The Blue Badge Scheme: Explained!

Oct 29, 2019

The Blue Badge Scheme: Explained!

The Blue Badge Scheme is offered to those who meet the criteria that is set out by the government. The purpose of the blue badge is to help those with limited ability, and those who have hidden disabilities (such as dementia or anxiety disorders) to park closer to where they would like to go.

In this blog, are going to explain the Blue Badge scheme from who can qualify for one, the benefits and how much they cost.

What is the Blue Badge scheme?

The blue badge scheme allows those with mobility problems, and those who have hidden disabilities (or whoever is driving them) to park closer to where they need to go.

The Blue Badge itself is not based on the vehicle: as long as the Blue Badge holder is present, (whether they are driving or not) the vehicle doesn’t matter.

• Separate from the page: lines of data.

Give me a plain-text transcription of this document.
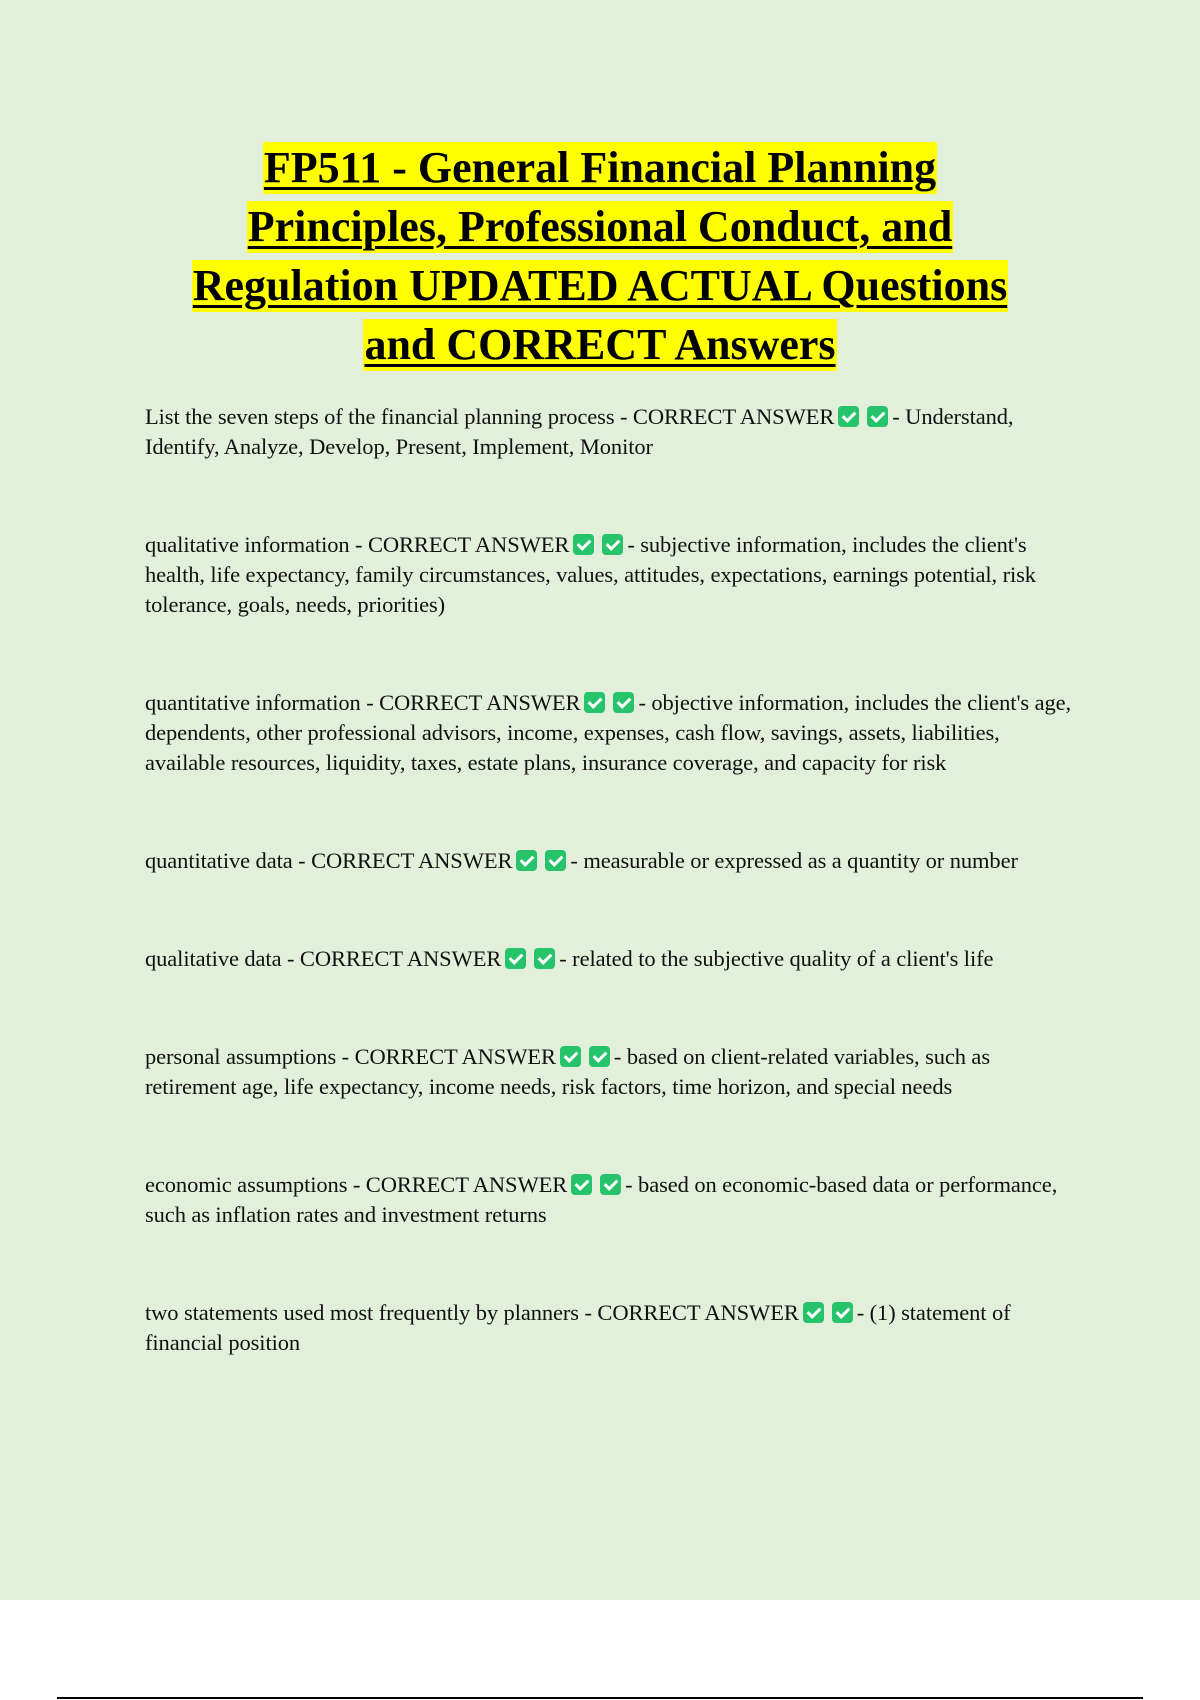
FP511 - General Financial Planning
Principles, Professional Conduct, and
Regulation UPDATED ACTUAL Questions
and CORRECT Answers

List the seven steps of the financial planning process - CORRECT ANSWER	- Understand, Identify, Analyze, Develop, Present, Implement, Monitor

qualitative information - CORRECT ANSWER	- subjective information, includes the client's health, life expectancy, family circumstances, values, attitudes, expectations, earnings potential, risk tolerance, goals, needs, priorities)

quantitative information - CORRECT ANSWER	- objective information, includes the client's age, dependents, other professional advisors, income, expenses, cash flow, savings, assets, liabilities, available resources, liquidity, taxes, estate plans, insurance coverage, and capacity for risk

quantitative data - CORRECT ANSWER	- measurable or expressed as a quantity or number

qualitative data - CORRECT ANSWER	- related to the subjective quality of a client's life

personal assumptions - CORRECT ANSWER	- based on client-related variables, such as retirement age, life expectancy, income needs, risk factors, time horizon, and special needs

economic assumptions - CORRECT ANSWER	- based on economic-based data or performance, such as inflation rates and investment returns

two statements used most frequently by planners - CORRECT ANSWER	- (1) statement of financial position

Who qualifies for a Blue Badge?

You are automatically eligible for a Blue Badge if:

●You have a disability which means you are unable to walk

●You find great difficulty walking from your car to where you desire to go

●You have a disability which means that you are likely to harm yourself or someone else when you are walking

●Registered blind

●Receiving certain benefits

●If you receive the ‘Higher Rate of Mobility Component’ in your Disability Living Allowance

●If you are a parent of disabled children under three years old

The criteria for hidden disabilities differ in each country with the UK. To find out more information on whether or not you can apply for a Blue Badge, head over to your GOV website.

How do I apply for a Blue Badge?

If you would like to apply for a Blue Badge then you will need to contact your local council. From there you will need to:

  1. Fill in a form
  2. Provide a passport size photo of yourself
  3. Proof that you are disabled
  4. Provide some ID, e.g. passport
  5. Depending where you live, you may need to pay up to £20

What are the benefits of having a Blue Badge?

If you are a holder of a Blue Badge; whether you are the driver or the passenger, then you are granted permission to:

●Parking spaces that are larger than normal, more accessible to the building you are going to

●Parking on the street with no time limit for on-street display bays.

●No charge for using pay metres or pay and display metres

●Parking on yellow lines for three hours is also permitted with exceptions

However, it's important to note that there are some places where you can’t park for free, so you’ll need to double-check where you can in places such as the City of London, The Royal Borough of Kensington, Chelsea and more.